MAL: I haven’t really encountered a glass ceiling, although I am still an emerging producer, so maybe somewhere down the line I will. And because I work in the independent film industry, which happens to be very liberal-minded, and I am the producer so I am the person in charge, I have not experienced any direct racism. Sometimes since I am Asian, people think I only make Asian American movies, so I do receive a lot of Asian American scripts, in addition to other scripts.
8. FM: Why do you feel drawn to the indie genre?

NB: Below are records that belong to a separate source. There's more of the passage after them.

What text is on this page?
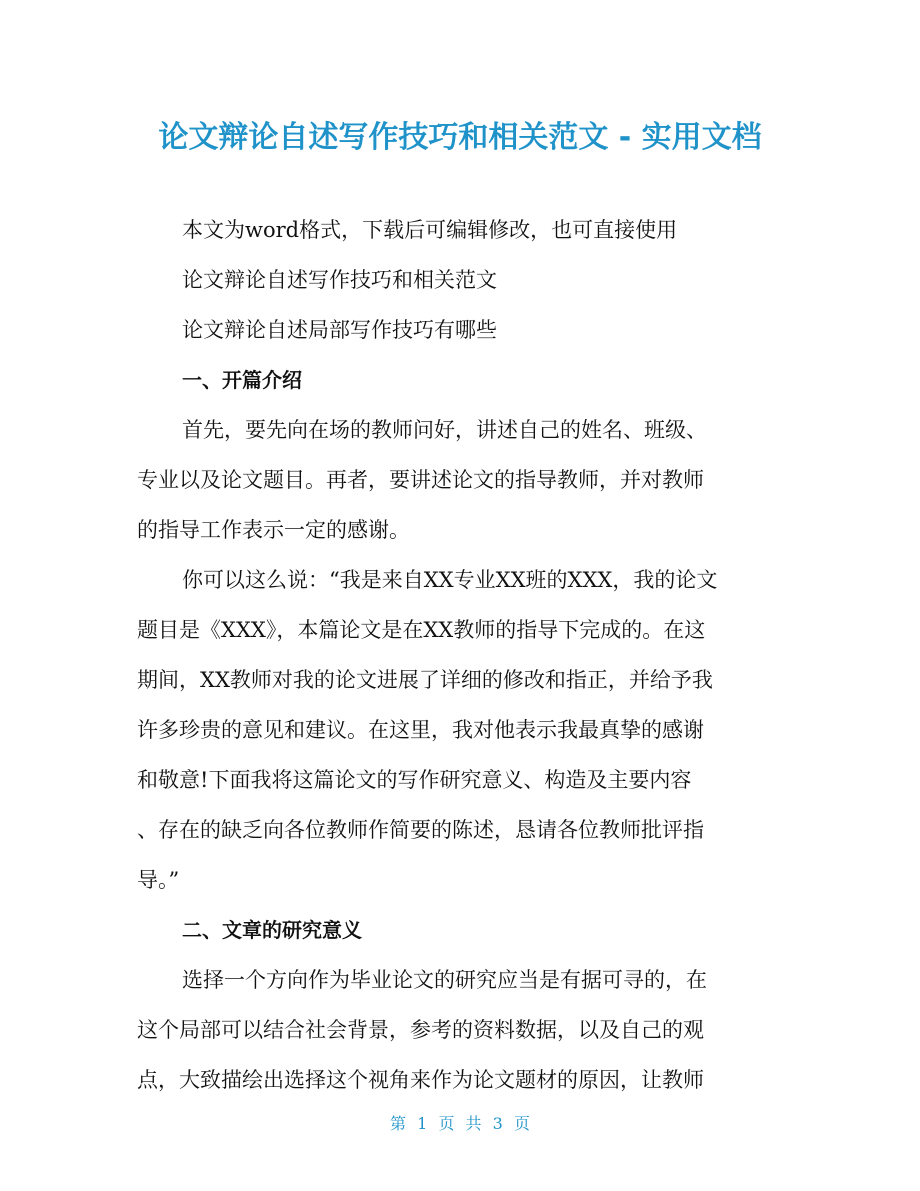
论文辩论自述写作技巧和相关范文 - 实用文档

本文为word格式，下载后可编辑修改，也可直接使用

论文辩论自述写作技巧和相关范文

论文辩论自述局部写作技巧有哪些

一、开篇介绍

首先，要先向在场的教师问好，讲述自己的姓名、班级、

专业以及论文题目。再者，要讲述论文的指导教师，并对教师

的指导工作表示一定的感谢。

你可以这么说：“我是来自XX专业XX班的XXX，我的论文

题目是《XXX》，本篇论文是在XX教师的指导下完成的。在这

期间，XX教师对我的论文进展了详细的修改和指正，并给予我

许多珍贵的意见和建议。在这里，我对他表示我最真挚的感谢

和敬意!下面我将这篇论文的写作研究意义、构造及主要内容

、存在的缺乏向各位教师作简要的陈述，恳请各位教师批评指

导。”

二、文章的研究意义

选择一个方向作为毕业论文的研究应当是有据可寻的，在

这个局部可以结合社会背景，参考的资料数据，以及自己的观

点，大致描绘出选择这个视角来作为论文题材的原因，让教师

第 1 页 共 3 页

MAL: The types of films I choose to produce are a little more complex and meaningful, not to make myself sound grandiose or anything. I definitely like to work on films that tell more complex human stories. Usually films that have some sort of social message to them, nothing overtly propaganda, but talking about the real human condition.

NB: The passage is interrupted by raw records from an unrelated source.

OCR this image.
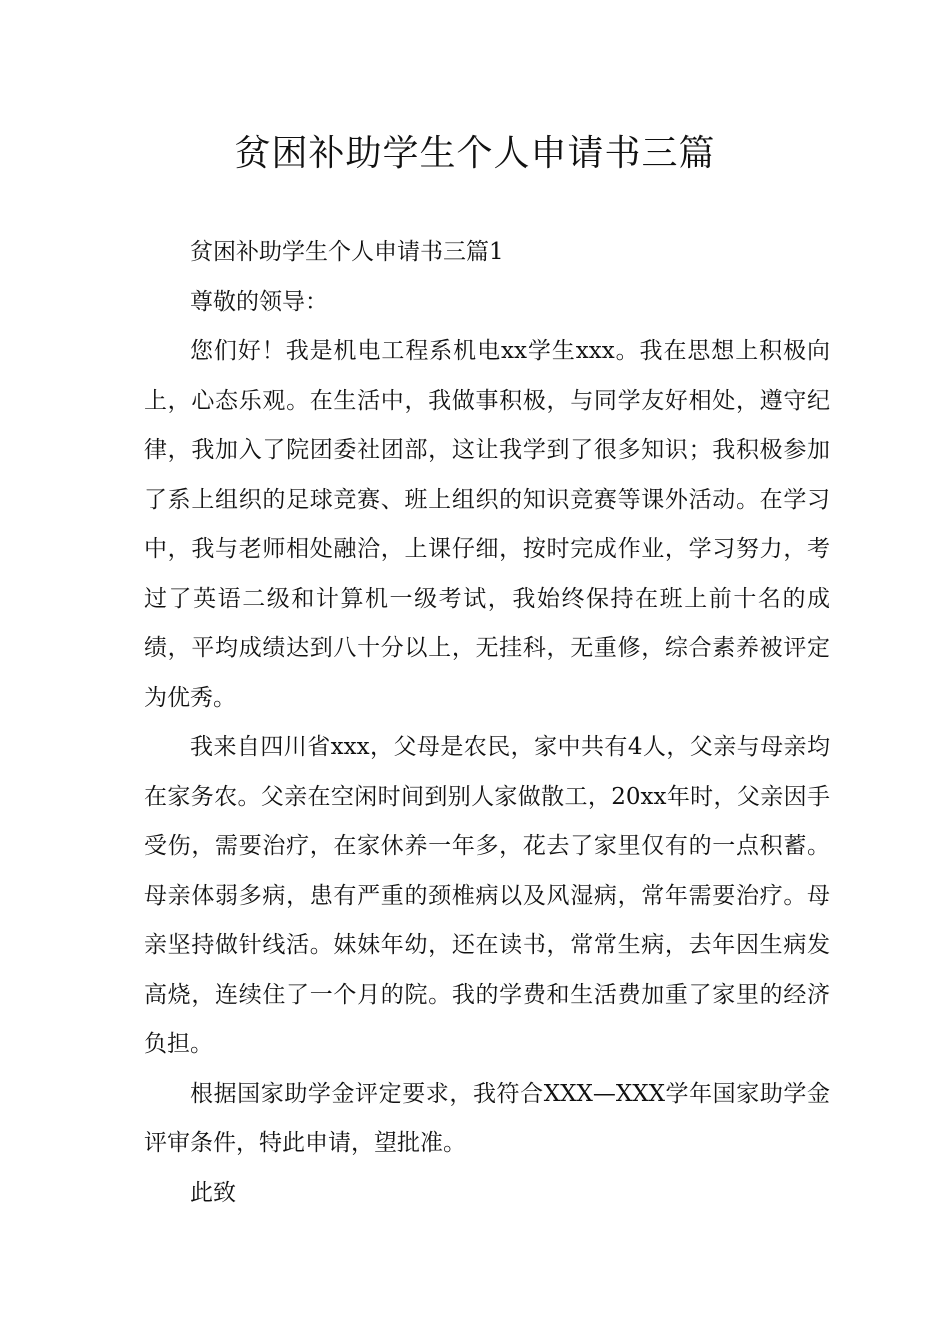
贫困补助学生个人申请书三篇

贫困补助学生个人申请书三篇1

尊敬的领导：

您们好！我是机电工程系机电xx学生xxx。我在思想上积极向上，心态乐观。在生活中，我做事积极，与同学友好相处，遵守纪律，我加入了院团委社团部，这让我学到了很多知识；我积极参加了系上组织的足球竞赛、班上组织的知识竞赛等课外活动。在学习中，我与老师相处融洽，上课仔细，按时完成作业，学习努力，考过了英语二级和计算机一级考试，我始终保持在班上前十名的成绩，平均成绩达到八十分以上，无挂科，无重修，综合素养被评定为优秀。

我来自四川省xxx，父母是农民，家中共有4人，父亲与母亲均在家务农。父亲在空闲时间到别人家做散工，20xx年时，父亲因手受伤，需要治疗，在家休养一年多，花去了家里仅有的一点积蓄。母亲体弱多病，患有严重的颈椎病以及风湿病，常年需要治疗。母亲坚持做针线活。妹妹年幼，还在读书，常常生病，去年因生病发高烧，连续住了一个月的院。我的学费和生活费加重了家里的经济负担。

根据国家助学金评定要求，我符合XXX—XXX学年国家助学金评审条件，特此申请，望批准。

此致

9. FM: The film industry is often associated with glitz and glamour. Is this an accurate representation?
MAL: It’s a fun business. There are parties and festivals and things like that. People dress up, and if people consider that glamorous, then I guess it is. But there is a reason why people call it production—it’s a manufacturing industry ,and it’s very labor-intensive. I’ve done many different professions, and direction and producing a film is by far the hardest thing that you can do. It’s all-consuming, and that part isn’t glamorous. But when it does come time for you to put your film out on the festival circuit, a lot of people see it as glamorous because you go to parties. Even the festivals after a while get a little tiresome after you go to so many and the parties become part of work. Everybody sees the Us Weekly, People magazine side of it.
10. FM: You concentrated in EAS, went on to work in business, and now film. How do you feel your academic choices at Harvard impacted your career path?
MAL: I studied Chinese film and literature so I learned how to think and talk about story, which has been applicable to my film career. I definitely believe in a liberal arts education because the critical thinking and communication skills you learn help you in whatever career you choose. I do believe it’s true that it doesn’t matter what you majored in at college. You should do what you love to do and get good grades. That always helps.
11. FM: You graduated Phi Beta Kappa. Got any tips for academic success?
MAL: Studying what you love so you actually enjoy reading and writing papers.
12.FM: How is Harvard different now from when you were an undergraduate?
MAL: I haven’t visited much since I graduated. The buildings look pretty much the same. I actually stay involved with the college as an alumni interviewer—it’s really great. It’s really fascinating meeting a new crop of kids every year and every so often a kid I interview will get in, and it’s a really good feeling. I miss it a lot. Walking around campus is very odd and nostalgic.
13. FM: What words of wisdom do you have for budding artists at Harvard?
MAL: Try to develop some practical skills in addition to your creative, artistic skills. It is challenging to work in the arts. In the independent film industry in particular, it’s hard to pay the bills. Everyone I know in the industry has to have another part-time job. It helps to have some kind of practical, marketable skill that will help pay the bills while you develop your art.
14. FM: Who is your favorite actor in the indie realm? Least favorite?
MAL: There are so many great actors, it’s hard to choose, but I recently saw Ramin Bahrani’s “Chop Shop,” and the lead kid in that, Alejandro Polanco, is fantastic. Michelle Williams is also always great. And least favorite? It would be impolitic to say exactly who, but let’s just say it’s a certain young starlet.
15. FM: Do you have ny indie crushes?
MAL: Mark Ruffalo. He was on my plane to Berlin a few weeks ago, and he’s even cuter in person.